Begitu terang, bahwa yang anda maksud revolusi dangdut yang pertama terjadi ketika anda, Rhoma Irama, menyuntikkan unsur rock ke dalam musik dangdut, sebagaimana anda katakan sendiri. Hal ini diperkuat oleh penyanyi dangdut lain hingga bertaburlah ungkapan klise, bahwa “Dulu dangdut dicap musik kampungan, setelah ada Bang Haji, dangdut jadi bla bla bla…”.
Untunglah ada satu nama lain disebut, yakni saat Mansyur S yang menyebut nama Zakaria yang berupaya mengubah penampilan panggung pemain orkes melayu, yang biasanya duduk kemudian diubah menjadi berdiri; sebuah perkara sepele yang pada saatnya dulu cukup “mengejutkan” banyak orang. Tapi ucapan Mansyur S itu pun dimentahkan oleh pembawa acara yang nampak bodoh dengan mengatakan, “Bang Haji memang luar biasa…”
Semua orang memang harus mengakui peran Rhoma Irama yang gemilang mengangkat “derajat” musik dangdut. Tapi dalam proses yang terentang begitu panjang, banyak nama lain yang seharusnya dikenang malam itu, kalau memang momennya dianggap pas untuk melantangkan adanya revolusi dangdut; meski malam itu kata revolusi jadi sekadar kata lain dari inovasi.
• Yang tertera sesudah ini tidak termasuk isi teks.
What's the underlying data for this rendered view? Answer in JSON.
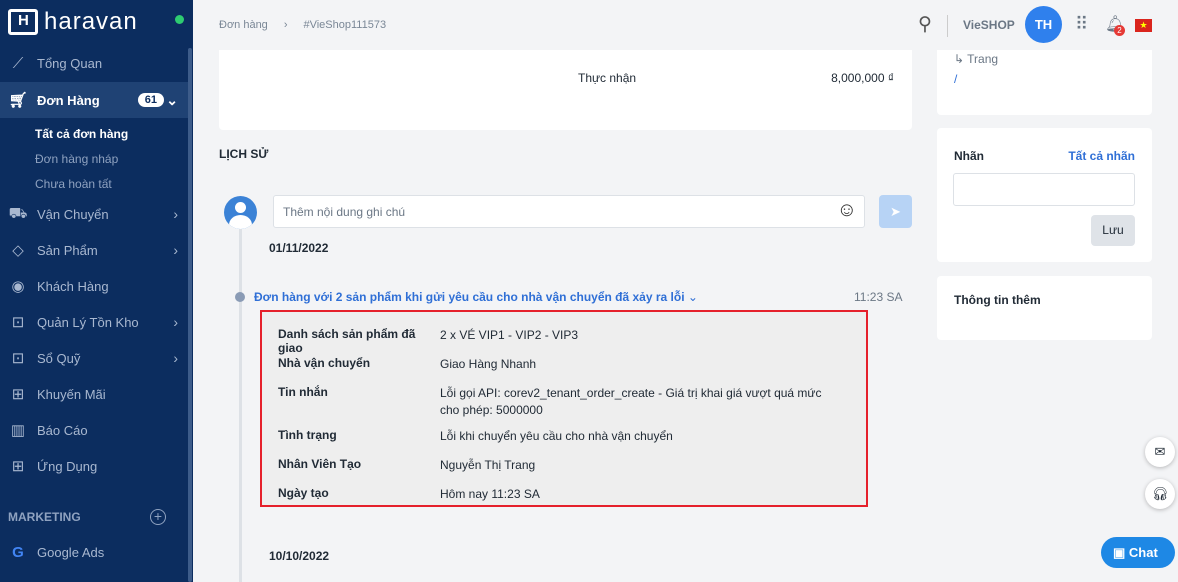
{
  "brand": "haravan",
  "sidebar": {
    "items": [
      {
        "label": "Tổng Quan",
        "icon": "trend-icon"
      },
      {
        "label": "Đơn Hàng",
        "icon": "cart-icon",
        "badge": "61"
      },
      {
        "label": "Vận Chuyển",
        "icon": "truck-icon"
      },
      {
        "label": "Sản Phẩm",
        "icon": "tag-icon"
      },
      {
        "label": "Khách Hàng",
        "icon": "user-circle-icon"
      },
      {
        "label": "Quản Lý Tồn Kho",
        "icon": "inventory-icon"
      },
      {
        "label": "Sổ Quỹ",
        "icon": "cashbook-icon"
      },
      {
        "label": "Khuyến Mãi",
        "icon": "gift-icon"
      },
      {
        "label": "Báo Cáo",
        "icon": "report-icon"
      },
      {
        "label": "Ứng Dụng",
        "icon": "apps-icon"
      }
    ],
    "sub_items": [
      "Tất cả đơn hàng",
      "Đơn hàng nháp",
      "Chưa hoàn tất"
    ],
    "marketing_label": "MARKETING",
    "marketing_items": [
      {
        "label": "Google Ads"
      }
    ]
  },
  "header": {
    "breadcrumb": [
      "Đơn hàng",
      "#VieShop111573"
    ],
    "shop": "VieSHOP",
    "avatar": "TH",
    "notifications": "2"
  },
  "summary": {
    "label": "Thực nhận",
    "value": "8,000,000 ₫"
  },
  "history": {
    "title": "LỊCH SỬ",
    "placeholder": "Thêm nội dung ghi chú",
    "date1": "01/11/2022",
    "event": {
      "title": "Đơn hàng với 2 sản phẩm khi gửi yêu cầu cho nhà vận chuyển đã xảy ra lỗi",
      "time": "11:23 SA",
      "rows": [
        {
          "k": "Danh sách sản phẩm đã giao",
          "v": "2 x VÉ VIP1 - VIP2 - VIP3"
        },
        {
          "k": "Nhà vận chuyển",
          "v": "Giao Hàng Nhanh"
        },
        {
          "k": "Tin nhắn",
          "v": "Lỗi gọi API: corev2_tenant_order_create - Giá trị khai giá vượt quá mức cho phép: 5000000"
        },
        {
          "k": "Tình trạng",
          "v": "Lỗi khi chuyển yêu cầu cho nhà vận chuyển"
        },
        {
          "k": "Nhân Viên Tạo",
          "v": "Nguyễn Thị Trang"
        },
        {
          "k": "Ngày tạo",
          "v": "Hôm nay 11:23 SA"
        }
      ]
    },
    "date2": "10/10/2022"
  },
  "right": {
    "trang": "Trang",
    "slash": "/",
    "tags_title": "Nhãn",
    "all_tags": "Tất cả nhãn",
    "save": "Lưu",
    "more_info": "Thông tin thêm"
  },
  "chat": "Chat"
}
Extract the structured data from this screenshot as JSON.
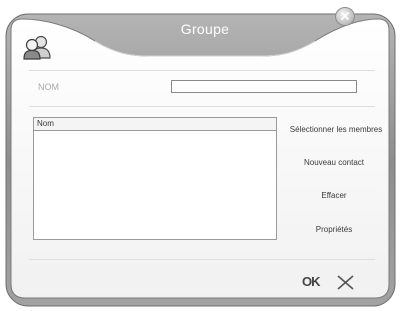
{
  "window": {
    "title": "Groupe"
  },
  "form": {
    "nom_label": "NOM",
    "nom_value": "",
    "nom_placeholder": ""
  },
  "members_list": {
    "column_header": "Nom",
    "rows": []
  },
  "actions": {
    "select_members": "Sélectionner les membres",
    "new_contact": "Nouveau contact",
    "delete": "Effacer",
    "properties": "Propriétés"
  },
  "footer": {
    "ok_label": "OK"
  },
  "icons": {
    "close": "close-icon",
    "group": "group-icon",
    "cancel": "cancel-x-icon"
  },
  "colors": {
    "frame": "#8c8c8c",
    "panel": "#f6f6f6",
    "title_text": "#ffffff"
  }
}
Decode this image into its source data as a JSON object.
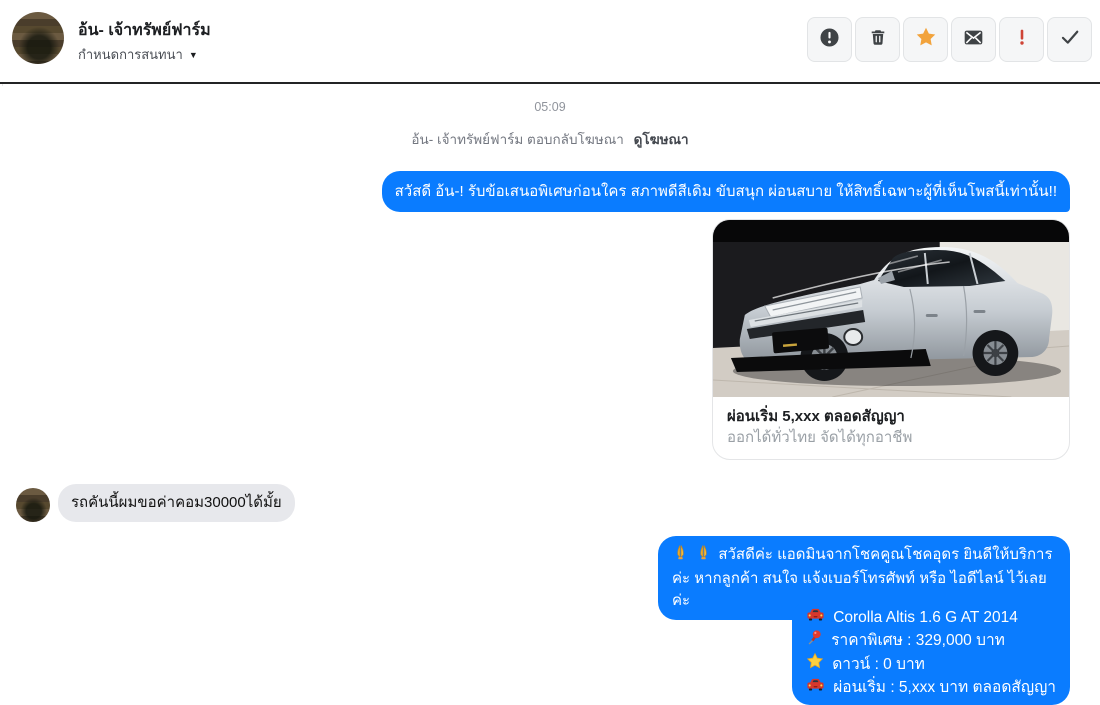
{
  "colors": {
    "accent_blue": "#0a7cff",
    "bubble_gray": "#e7e8ec",
    "star_orange": "#f2a33c",
    "danger_red": "#cf4436",
    "icon_dark": "#3f4346",
    "header_border": "#232425"
  },
  "header": {
    "name": "อ้น- เจ้าทรัพย์ฟาร์ม",
    "subtitle": "กำหนดการสนทนา",
    "toolbar": [
      {
        "name": "report-spam"
      },
      {
        "name": "delete"
      },
      {
        "name": "star"
      },
      {
        "name": "mark-unread"
      },
      {
        "name": "mark-important"
      },
      {
        "name": "mark-done"
      }
    ]
  },
  "conversation": {
    "timestamp": "05:09",
    "context_line": {
      "text": "อ้น- เจ้าทรัพย์ฟาร์ม ตอบกลับโฆษณา",
      "link": "ดูโฆษณา"
    },
    "messages": [
      {
        "type": "outgoing_text",
        "text": "สวัสดี อ้น-! รับข้อเสนอพิเศษก่อนใคร สภาพดีสีเดิม ขับสนุก ผ่อนสบาย ให้สิทธิ์เฉพาะผู้ที่เห็นโพสนี้เท่านั้น!!"
      },
      {
        "type": "outgoing_card",
        "image": "silver-sedan-showroom-photo",
        "title": "ผ่อนเริ่ม 5,xxx ตลอดสัญญา",
        "subtitle": "ออกได้ทั่วไทย จัดได้ทุกอาชีพ"
      },
      {
        "type": "incoming_text",
        "text": "รถคันนี้ผมขอค่าคอม30000ได้มั้ย"
      },
      {
        "type": "outgoing_text",
        "icons": [
          "praying-hands",
          "praying-hands"
        ],
        "text": "สวัสดีค่ะ แอดมินจากโชคคูณโชคอุดร ยินดีให้บริการค่ะ หากลูกค้า สนใจ แจ้งเบอร์โทรศัพท์ หรือ ไอดีไลน์  ไว้เลยค่ะ"
      },
      {
        "type": "outgoing_spec_list",
        "lines": [
          {
            "icon": "car",
            "text": "Corolla Altis 1.6 G  AT 2014"
          },
          {
            "icon": "pushpin",
            "text": "ราคาพิเศษ : 329,000 บาท"
          },
          {
            "icon": "star",
            "text": "ดาวน์ : 0 บาท"
          },
          {
            "icon": "car",
            "text": "ผ่อนเริ่ม : 5,xxx บาท ตลอดสัญญา"
          }
        ]
      }
    ]
  }
}
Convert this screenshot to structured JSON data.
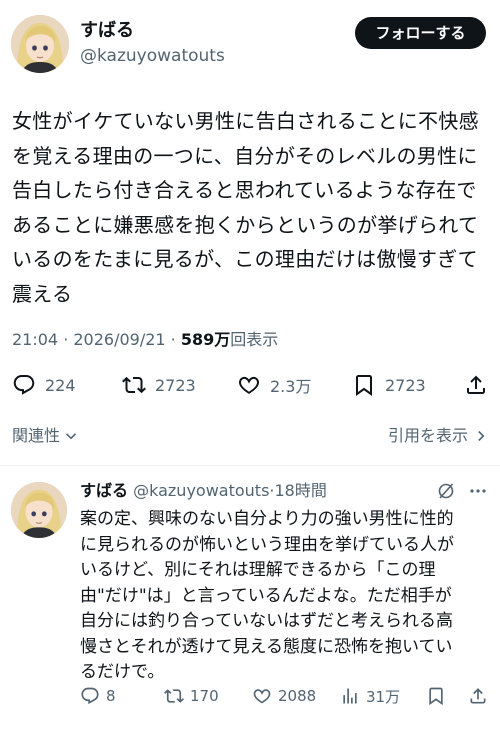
{
  "tweet": {
    "display_name": "すばる",
    "handle": "@kazuyowatouts",
    "follow_label": "フォローする",
    "text": "女性がイケていない男性に告白されることに不快感\nを覚える理由の一つに、自分がそのレベルの男性に\n告白したら付き合えると思われているような存在で\nあることに嫌悪感を抱くからというのが挙げられて\nいるのをたまに見るが、この理由だけは傲慢すぎて\n震える",
    "time": "21:04",
    "separator": " · ",
    "date": "2026/09/21",
    "views_count": "589万",
    "views_label": "回表示",
    "actions": {
      "reply_count": "224",
      "retweet_count": "2723",
      "like_count": "2.3万",
      "bookmark_count": "2723"
    },
    "sort_label": "関連性",
    "quote_label": "引用を表示"
  },
  "reply": {
    "display_name": "すばる",
    "handle": "@kazuyowatouts",
    "separator": "·",
    "time_ago": "18時間",
    "text": "案の定、興味のない自分より力の強い男性に性的\nに見られるのが怖いという理由を挙げている人が\nいるけど、別にそれは理解できるから「この理\n由\"だけ\"は」と言っているんだよな。ただ相手が\n自分には釣り合っていないはずだと考えられる高\n慢さとそれが透けて見える態度に恐怖を抱いてい\nるだけで。",
    "actions": {
      "reply_count": "8",
      "retweet_count": "170",
      "like_count": "2088",
      "views_count": "31万"
    }
  },
  "colors": {
    "text_primary": "#0f1419",
    "text_secondary": "#536471",
    "follow_button_bg": "#0f1419",
    "divider": "#eff3f4"
  },
  "icons": [
    "reply-icon",
    "retweet-icon",
    "like-icon",
    "bookmark-icon",
    "share-icon",
    "chevron-down-icon",
    "chevron-right-icon",
    "grok-icon",
    "analytics-icon"
  ]
}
Seperti nama Zakaria, yang tak hanya berupaya mengubah tampilan pemain orkes melayu saat manggung, yang semula duduk kemudian dibikin berdiri; tapi juga berupaya mengangkat pamor orkes melayu dengan mengajak beberapa orang penyanyi pop kasohor sekitar tahun 1960-an, untuk menyanyikan lagu melayu (tentu saja belum ada istilah dangdut, apalagi dank duth, waktu itu). Salah satunya adalah mengajak Benyamin S menyanyikan lagu “Mat Jidol” dalam piringan album kompilasi.
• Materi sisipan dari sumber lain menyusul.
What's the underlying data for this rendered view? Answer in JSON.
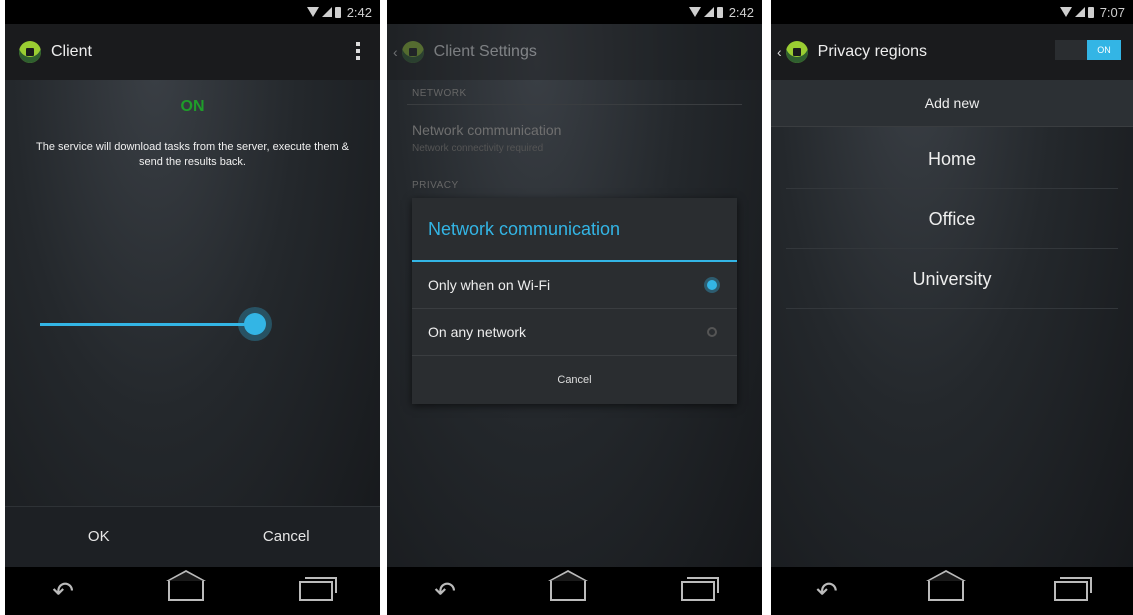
{
  "status": {
    "time_a": "2:42",
    "time_b": "2:42",
    "time_c": "7:07"
  },
  "screen1": {
    "title": "Client",
    "state": "ON",
    "description": "The service will download tasks from the server, execute them & send the results back.",
    "slider_level": 1.0,
    "ok_label": "OK",
    "cancel_label": "Cancel"
  },
  "screen2": {
    "title": "Client Settings",
    "category_network": "NETWORK",
    "pref_title": "Network communication",
    "pref_summary": "Network connectivity required",
    "category_privacy": "PRIVACY",
    "dialog": {
      "title": "Network communication",
      "options": [
        {
          "label": "Only when on Wi-Fi",
          "selected": true
        },
        {
          "label": "On any network",
          "selected": false
        }
      ],
      "cancel_label": "Cancel"
    }
  },
  "screen3": {
    "title": "Privacy regions",
    "toggle_label": "ON",
    "add_new_label": "Add new",
    "regions": [
      "Home",
      "Office",
      "University"
    ]
  },
  "colors": {
    "accent": "#33b5e5",
    "on_green": "#1f9d2a"
  }
}
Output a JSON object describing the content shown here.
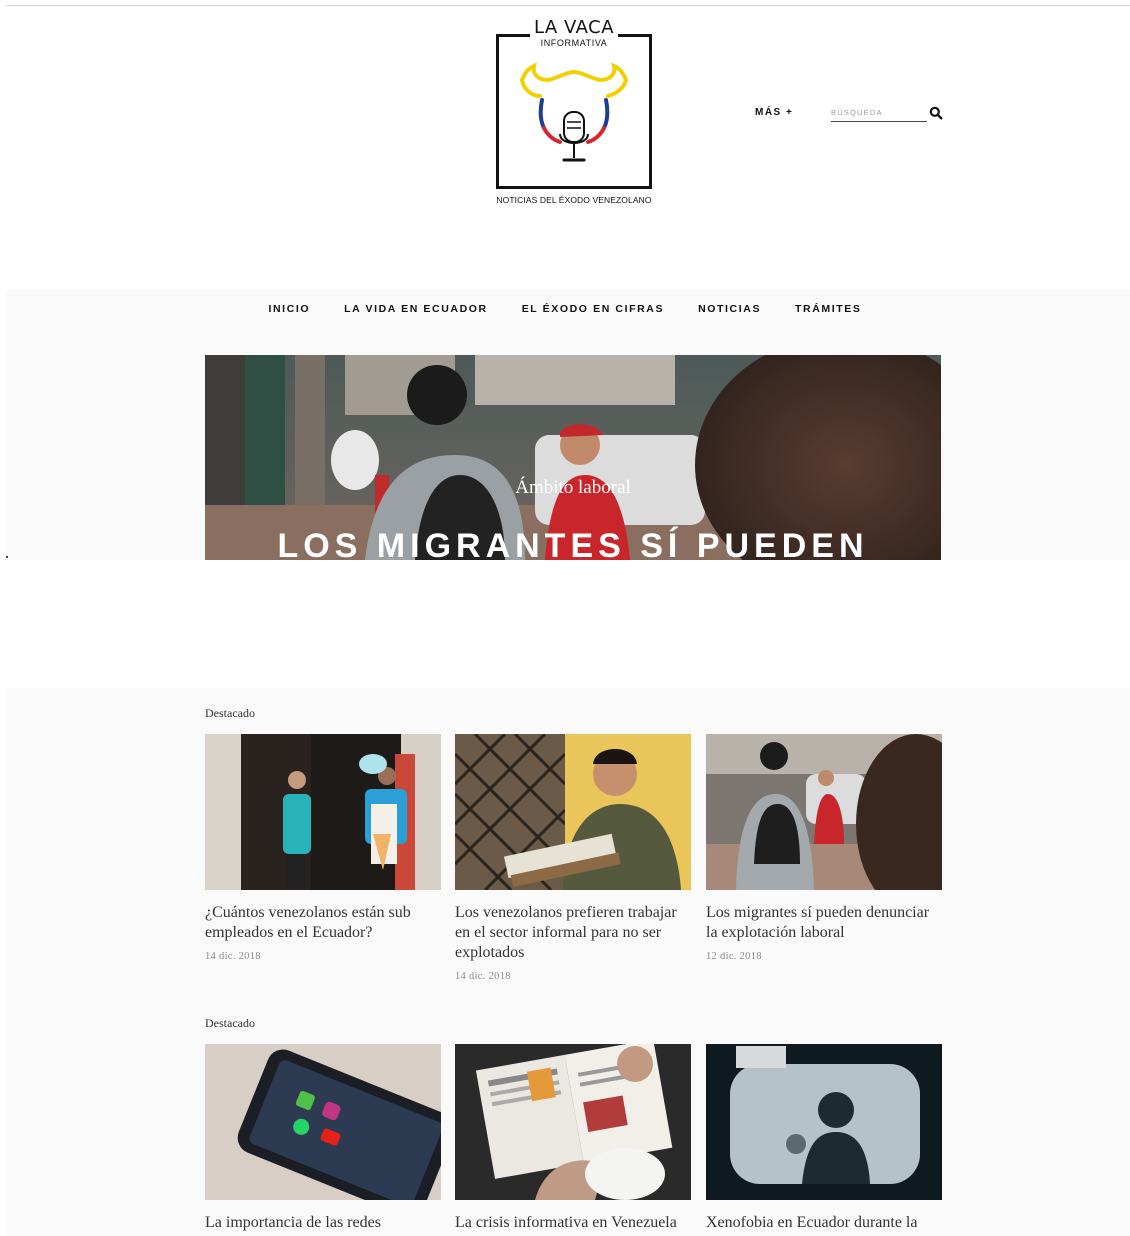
{
  "brand": {
    "title": "LA VACA",
    "subtitle": "INFORMATIVA",
    "tagline": "NOTICIAS DEL ÉXODO VENEZOLANO"
  },
  "header": {
    "more_label": "MÁS +",
    "search_placeholder": "BÚSQUEDA"
  },
  "nav": {
    "items": [
      {
        "label": "INICIO"
      },
      {
        "label": "LA VIDA EN ECUADOR"
      },
      {
        "label": "EL ÉXODO EN CIFRAS"
      },
      {
        "label": "NOTICIAS"
      },
      {
        "label": "TRÁMITES"
      }
    ]
  },
  "hero": {
    "kicker": "Ámbito laboral",
    "title": "LOS MIGRANTES SÍ PUEDEN"
  },
  "sections": [
    {
      "label": "Destacado",
      "cards": [
        {
          "title": "¿Cuántos venezolanos están sub empleados en el Ecuador?",
          "date": "14 dic. 2018"
        },
        {
          "title": "Los venezolanos prefieren trabajar en el sector informal para no ser explotados",
          "date": "14 dic. 2018"
        },
        {
          "title": "Los migrantes sí pueden denunciar la explotación laboral",
          "date": "12 dic. 2018"
        }
      ]
    },
    {
      "label": "Destacado",
      "cards": [
        {
          "title": "La importancia de las redes",
          "date": ""
        },
        {
          "title": "La crisis informativa en Venezuela",
          "date": ""
        },
        {
          "title": "Xenofobia en Ecuador durante la",
          "date": ""
        }
      ]
    }
  ],
  "colors": {
    "band_bg": "#fafafa",
    "text_dark": "#111111",
    "meta_gray": "#8a8a8a",
    "flag_yellow": "#f2d000",
    "flag_blue": "#1c3f94",
    "flag_red": "#d7262e"
  }
}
Malam itu memang panggung milik anda. Sang raja dangdut yang tengah berupaya menjalin estafet kebintangan dengan memperkenalkan grup Sonet 2, grup dangdut dengan personel anak muda yang anda bentuk dengan frontman putra anda sendiri, Ridho Rhoma. Ridho dan Sonet 2 jualah yang nampaknya dijadikan lelancip tombak revolusi dangdut kedua ini. Sebagaimana yang ditampilkan Sonet 2, memang ada inovasi menarik yang dilakukan atas musik dangdut dengan bumbu pop, hingga terdengar fresh, plus penampilan panggung personel yang “anak muda banget” jauh dari kesan bergaya robot ala Soneta.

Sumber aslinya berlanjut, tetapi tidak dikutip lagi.